Good luck and thanks,

------ (Miss Scarlett's real name)

So maybe it was only a half truth/half lie. I basically sent the same thing to C - but nothing about the MCRRC (a running club) and I was more forceful on we won't be having another date.

I'm wavering on B right now. I kind of just want another date to have another date. It doesn't necessarily have to be with B (women - such shallow and evil creatures). Do I wait it out for next week with someone new or just plan something else with him??? Miranda want do you think? (She's singing about getting out of town away from a man).

Great!



A few changes to the blog

So as you might have noticed I've made a few changes to my blog.
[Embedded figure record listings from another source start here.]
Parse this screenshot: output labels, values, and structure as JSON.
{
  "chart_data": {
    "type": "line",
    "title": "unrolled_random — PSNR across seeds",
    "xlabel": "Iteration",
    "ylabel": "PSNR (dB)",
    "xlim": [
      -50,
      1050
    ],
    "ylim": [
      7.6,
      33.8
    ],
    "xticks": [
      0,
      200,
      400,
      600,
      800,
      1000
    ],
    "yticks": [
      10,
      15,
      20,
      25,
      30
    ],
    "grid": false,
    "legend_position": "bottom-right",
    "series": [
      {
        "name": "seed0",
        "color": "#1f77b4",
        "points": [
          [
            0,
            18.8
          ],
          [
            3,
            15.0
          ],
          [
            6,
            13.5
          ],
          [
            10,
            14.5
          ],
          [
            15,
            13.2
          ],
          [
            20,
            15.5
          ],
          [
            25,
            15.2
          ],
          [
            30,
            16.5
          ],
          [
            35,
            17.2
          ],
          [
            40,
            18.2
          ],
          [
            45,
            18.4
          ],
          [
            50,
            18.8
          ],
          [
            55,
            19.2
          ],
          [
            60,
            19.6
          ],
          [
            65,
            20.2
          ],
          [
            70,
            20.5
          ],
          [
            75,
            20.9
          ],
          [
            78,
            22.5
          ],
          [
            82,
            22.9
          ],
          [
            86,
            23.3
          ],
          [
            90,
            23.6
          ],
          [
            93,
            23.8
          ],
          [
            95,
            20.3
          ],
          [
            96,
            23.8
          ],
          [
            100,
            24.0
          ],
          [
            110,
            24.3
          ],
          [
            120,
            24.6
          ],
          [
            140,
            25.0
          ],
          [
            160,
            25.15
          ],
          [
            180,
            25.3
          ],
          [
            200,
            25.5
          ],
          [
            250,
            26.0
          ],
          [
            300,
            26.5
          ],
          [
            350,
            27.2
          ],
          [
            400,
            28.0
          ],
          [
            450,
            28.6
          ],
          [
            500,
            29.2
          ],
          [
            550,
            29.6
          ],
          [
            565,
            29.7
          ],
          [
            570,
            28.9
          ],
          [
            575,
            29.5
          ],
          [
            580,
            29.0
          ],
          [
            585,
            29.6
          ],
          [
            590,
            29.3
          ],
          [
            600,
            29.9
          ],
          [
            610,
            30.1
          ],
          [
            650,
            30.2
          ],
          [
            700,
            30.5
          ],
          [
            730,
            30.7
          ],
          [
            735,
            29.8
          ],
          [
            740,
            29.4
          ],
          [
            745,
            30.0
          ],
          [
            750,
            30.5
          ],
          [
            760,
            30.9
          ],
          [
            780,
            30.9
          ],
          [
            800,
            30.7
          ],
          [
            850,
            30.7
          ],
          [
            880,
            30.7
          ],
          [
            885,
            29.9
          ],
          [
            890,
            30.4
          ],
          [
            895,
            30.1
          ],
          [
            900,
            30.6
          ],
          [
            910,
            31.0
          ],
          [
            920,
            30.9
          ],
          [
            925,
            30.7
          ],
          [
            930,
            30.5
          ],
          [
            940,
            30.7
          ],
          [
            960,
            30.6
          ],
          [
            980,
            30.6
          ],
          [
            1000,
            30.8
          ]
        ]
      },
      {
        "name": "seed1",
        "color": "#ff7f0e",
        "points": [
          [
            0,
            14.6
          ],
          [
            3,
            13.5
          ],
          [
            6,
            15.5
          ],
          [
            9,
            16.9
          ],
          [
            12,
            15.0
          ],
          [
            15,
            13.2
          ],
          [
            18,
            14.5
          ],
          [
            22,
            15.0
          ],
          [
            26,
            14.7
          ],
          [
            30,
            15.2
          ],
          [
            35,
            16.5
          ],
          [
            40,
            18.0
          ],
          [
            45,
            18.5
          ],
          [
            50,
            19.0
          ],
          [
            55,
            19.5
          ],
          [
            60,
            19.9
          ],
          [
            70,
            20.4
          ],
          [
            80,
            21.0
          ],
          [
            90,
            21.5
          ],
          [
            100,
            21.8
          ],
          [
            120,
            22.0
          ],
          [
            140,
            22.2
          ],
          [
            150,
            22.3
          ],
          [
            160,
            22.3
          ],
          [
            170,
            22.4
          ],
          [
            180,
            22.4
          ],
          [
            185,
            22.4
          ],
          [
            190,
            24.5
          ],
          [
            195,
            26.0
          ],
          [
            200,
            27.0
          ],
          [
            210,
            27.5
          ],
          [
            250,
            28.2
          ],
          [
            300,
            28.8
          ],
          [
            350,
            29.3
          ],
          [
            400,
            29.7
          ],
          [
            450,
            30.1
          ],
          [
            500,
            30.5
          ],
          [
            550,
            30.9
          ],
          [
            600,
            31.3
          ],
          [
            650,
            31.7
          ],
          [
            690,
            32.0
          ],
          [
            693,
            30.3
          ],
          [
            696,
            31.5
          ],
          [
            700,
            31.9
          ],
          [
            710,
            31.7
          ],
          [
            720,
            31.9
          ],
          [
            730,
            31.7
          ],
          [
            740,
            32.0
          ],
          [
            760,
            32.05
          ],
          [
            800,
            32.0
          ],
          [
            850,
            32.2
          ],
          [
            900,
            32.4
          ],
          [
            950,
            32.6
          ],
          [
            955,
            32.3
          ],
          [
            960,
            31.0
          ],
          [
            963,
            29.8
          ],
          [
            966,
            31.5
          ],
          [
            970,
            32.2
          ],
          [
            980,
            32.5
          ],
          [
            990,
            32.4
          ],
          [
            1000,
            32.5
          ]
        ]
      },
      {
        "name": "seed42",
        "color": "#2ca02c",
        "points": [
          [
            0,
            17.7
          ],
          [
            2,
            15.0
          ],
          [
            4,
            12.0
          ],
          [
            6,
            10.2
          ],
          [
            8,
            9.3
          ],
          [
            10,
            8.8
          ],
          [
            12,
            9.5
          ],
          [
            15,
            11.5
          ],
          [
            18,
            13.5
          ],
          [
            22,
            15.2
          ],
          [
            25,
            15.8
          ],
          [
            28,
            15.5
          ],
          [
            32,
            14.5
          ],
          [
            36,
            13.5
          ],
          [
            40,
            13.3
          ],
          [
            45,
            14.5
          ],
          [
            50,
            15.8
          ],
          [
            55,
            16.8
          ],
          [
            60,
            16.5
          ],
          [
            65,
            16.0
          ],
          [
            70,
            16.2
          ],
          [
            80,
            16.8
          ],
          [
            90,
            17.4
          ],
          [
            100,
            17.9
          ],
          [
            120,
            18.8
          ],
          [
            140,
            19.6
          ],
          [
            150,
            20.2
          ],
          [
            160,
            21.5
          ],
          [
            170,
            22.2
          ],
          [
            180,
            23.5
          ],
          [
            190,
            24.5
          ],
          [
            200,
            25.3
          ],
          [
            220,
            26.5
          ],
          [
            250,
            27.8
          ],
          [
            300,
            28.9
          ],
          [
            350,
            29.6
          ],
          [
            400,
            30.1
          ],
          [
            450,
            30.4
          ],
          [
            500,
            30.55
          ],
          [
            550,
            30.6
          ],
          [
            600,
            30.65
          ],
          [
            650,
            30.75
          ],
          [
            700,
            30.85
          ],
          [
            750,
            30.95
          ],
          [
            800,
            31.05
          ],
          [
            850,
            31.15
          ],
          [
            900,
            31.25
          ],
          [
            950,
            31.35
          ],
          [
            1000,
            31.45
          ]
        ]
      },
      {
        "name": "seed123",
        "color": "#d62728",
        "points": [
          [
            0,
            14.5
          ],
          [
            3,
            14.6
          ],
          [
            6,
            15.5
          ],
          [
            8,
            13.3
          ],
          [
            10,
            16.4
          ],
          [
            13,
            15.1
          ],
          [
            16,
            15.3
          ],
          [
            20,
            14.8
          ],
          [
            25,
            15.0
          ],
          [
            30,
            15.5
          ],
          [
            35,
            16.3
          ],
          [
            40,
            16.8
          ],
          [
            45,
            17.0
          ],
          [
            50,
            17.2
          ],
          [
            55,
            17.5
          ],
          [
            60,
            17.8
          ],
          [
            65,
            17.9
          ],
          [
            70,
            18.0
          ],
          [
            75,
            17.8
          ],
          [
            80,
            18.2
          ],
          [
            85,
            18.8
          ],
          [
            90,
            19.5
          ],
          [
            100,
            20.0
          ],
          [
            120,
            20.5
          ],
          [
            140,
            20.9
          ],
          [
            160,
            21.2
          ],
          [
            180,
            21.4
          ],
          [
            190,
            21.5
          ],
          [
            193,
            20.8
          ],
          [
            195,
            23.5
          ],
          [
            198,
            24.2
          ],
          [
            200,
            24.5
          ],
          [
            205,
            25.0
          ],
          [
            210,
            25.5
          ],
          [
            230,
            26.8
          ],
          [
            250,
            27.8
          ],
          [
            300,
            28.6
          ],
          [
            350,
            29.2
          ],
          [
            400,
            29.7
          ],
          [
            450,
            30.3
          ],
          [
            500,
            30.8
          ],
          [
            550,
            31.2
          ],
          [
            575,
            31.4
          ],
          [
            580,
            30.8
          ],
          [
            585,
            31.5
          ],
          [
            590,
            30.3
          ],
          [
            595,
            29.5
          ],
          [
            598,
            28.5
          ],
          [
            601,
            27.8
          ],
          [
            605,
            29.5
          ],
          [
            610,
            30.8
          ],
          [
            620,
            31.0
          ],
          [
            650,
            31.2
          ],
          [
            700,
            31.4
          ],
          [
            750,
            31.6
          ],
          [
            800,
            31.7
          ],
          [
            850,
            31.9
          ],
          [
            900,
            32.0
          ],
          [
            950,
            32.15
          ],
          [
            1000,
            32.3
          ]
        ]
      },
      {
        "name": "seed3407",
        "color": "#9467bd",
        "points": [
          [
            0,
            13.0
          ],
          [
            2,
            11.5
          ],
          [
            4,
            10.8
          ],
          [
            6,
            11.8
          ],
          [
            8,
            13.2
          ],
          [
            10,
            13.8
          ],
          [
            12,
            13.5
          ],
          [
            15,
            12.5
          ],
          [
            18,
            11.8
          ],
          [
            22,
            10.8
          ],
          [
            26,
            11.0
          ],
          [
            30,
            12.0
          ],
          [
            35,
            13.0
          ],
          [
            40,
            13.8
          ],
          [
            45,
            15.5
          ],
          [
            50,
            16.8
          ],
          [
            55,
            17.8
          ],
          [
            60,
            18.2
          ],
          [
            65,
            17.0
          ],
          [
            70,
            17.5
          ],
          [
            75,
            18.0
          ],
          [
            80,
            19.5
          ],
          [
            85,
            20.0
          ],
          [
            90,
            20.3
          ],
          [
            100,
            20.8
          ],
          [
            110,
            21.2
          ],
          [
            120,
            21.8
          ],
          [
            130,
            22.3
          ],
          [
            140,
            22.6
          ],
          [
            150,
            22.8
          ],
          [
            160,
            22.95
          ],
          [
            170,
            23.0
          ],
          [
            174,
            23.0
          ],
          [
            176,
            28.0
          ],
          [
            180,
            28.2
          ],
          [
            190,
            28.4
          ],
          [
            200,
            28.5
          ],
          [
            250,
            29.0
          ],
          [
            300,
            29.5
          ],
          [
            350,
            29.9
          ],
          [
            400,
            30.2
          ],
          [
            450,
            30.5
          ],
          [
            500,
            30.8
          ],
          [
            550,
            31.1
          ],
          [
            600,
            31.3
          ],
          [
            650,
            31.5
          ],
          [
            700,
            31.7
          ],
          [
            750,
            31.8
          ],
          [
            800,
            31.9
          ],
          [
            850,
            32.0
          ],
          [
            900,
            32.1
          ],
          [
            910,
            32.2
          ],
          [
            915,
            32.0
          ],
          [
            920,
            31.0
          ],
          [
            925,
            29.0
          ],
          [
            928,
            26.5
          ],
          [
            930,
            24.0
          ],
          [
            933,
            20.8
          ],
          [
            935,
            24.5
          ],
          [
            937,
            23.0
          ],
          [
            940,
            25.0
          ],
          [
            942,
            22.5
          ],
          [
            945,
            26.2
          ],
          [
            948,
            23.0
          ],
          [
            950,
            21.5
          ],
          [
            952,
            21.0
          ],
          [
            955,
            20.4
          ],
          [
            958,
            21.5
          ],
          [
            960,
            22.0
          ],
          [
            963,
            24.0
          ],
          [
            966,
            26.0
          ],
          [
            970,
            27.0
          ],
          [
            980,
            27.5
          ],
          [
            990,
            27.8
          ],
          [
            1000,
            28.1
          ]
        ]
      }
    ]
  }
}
I changed my pen name (a few times) and I'm thinking about changing the theme of my blog. I'm currently looking at artwork.

But don't worry contents are all there. And you all still know where to find me.

I'm doing it because I'm thinking about submitting it to some blogging groups, Facebook, and stuff so I can get more readers. Your comments have all been so positive so why not?!

So I need to disguise myself alittle more. I'm starting to get paranoid.